So I looked at this... rolling my Jan 23 $550s to Jan 24 $750s for example nets me about $55 a share credit... plus "saving" me the ~53/share cost of rolling to Jan 24 550.... so I net about $108 a share, for a $200/share strike bump, compared to rolling a year out on the same strike, though only about half that is "new" cash
So in theory for say every 10 of these one rolled they could get 11 of the 750s a year further out at about even cost.... though somewhere in my brain taking $108 for a $200 strike increase DITM seems...not great?
Ran some examples through options calc trying to get my brain working...
Running this through the options calculator, and looking where I'd be when I was once again about a year from expiration (so Jan 2023) and looking at a few stock prices, I get:
Pay ~$53 share to keep the 550 strike out another year, keep it at 10 contracts:
Stock at $1100 I lose ~$47,500 total (about 100k including the 53k I had to add)
Stock at $1300 I make about $158,000 total (about 105k including costs)
Stock at $1500 I make about $320,000 total (267k w/costs)
Stock at $1800 I make about $640,000 total (587k w/costs)
Or roll it 11 Jan 2024 $750s:
Stock at $1100 I lose ~$85,000
Stock at $1300 I make about $100,000
Stock at $1500 I make about $300,000
Stock at $1800 I make about $610,000
Plus in theory I make some non-zero amount on selling 1 extra CC.
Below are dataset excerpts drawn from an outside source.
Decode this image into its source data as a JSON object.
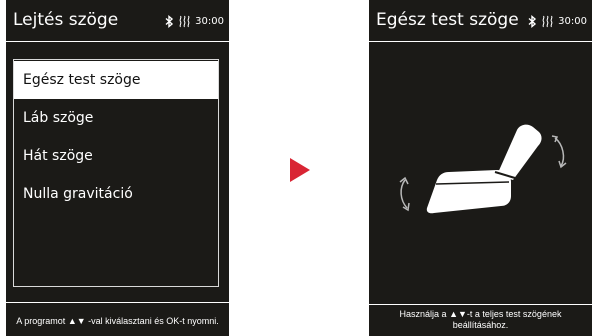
{
  "left_screen": {
    "title": "Lejtés szöge",
    "status": {
      "time": "30:00",
      "icons": [
        "bluetooth-icon",
        "heat-icon"
      ]
    },
    "menu": {
      "items": [
        {
          "label": "Egész test szöge",
          "selected": true
        },
        {
          "label": "Láb szöge",
          "selected": false
        },
        {
          "label": "Hát szöge",
          "selected": false
        },
        {
          "label": "Nulla gravitáció",
          "selected": false
        }
      ]
    },
    "footer": {
      "before": "A programot",
      "up": "▲",
      "down": "▼",
      "after": "-val kiválasztani és OK-t nyomni."
    }
  },
  "transition": {
    "icon": "arrow-right-icon",
    "color": "#d92534"
  },
  "right_screen": {
    "title": "Egész test szöge",
    "status": {
      "time": "30:00",
      "icons": [
        "bluetooth-icon",
        "heat-icon"
      ]
    },
    "graphic": {
      "icons": [
        "massage-chair-icon",
        "rotate-arrow-left-icon",
        "rotate-arrow-right-icon"
      ]
    },
    "footer": {
      "before": "Használja a",
      "up": "▲",
      "down": "▼",
      "after": "-t a teljes test szögének beállításához."
    }
  }
}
But I think adding the 53k to my losses isn't accurate math...because a roll isn't really a roll it's a sell and buy- so I should only care about what I paid for the buy....
In which case the $550s seem to win at every price I tested even with there being one less of them... since I'm probably not gonna make 20k in a year selling one extra CC and at most SPs the gap is even bigger than 20k.
Or am I thinking about this all wrong?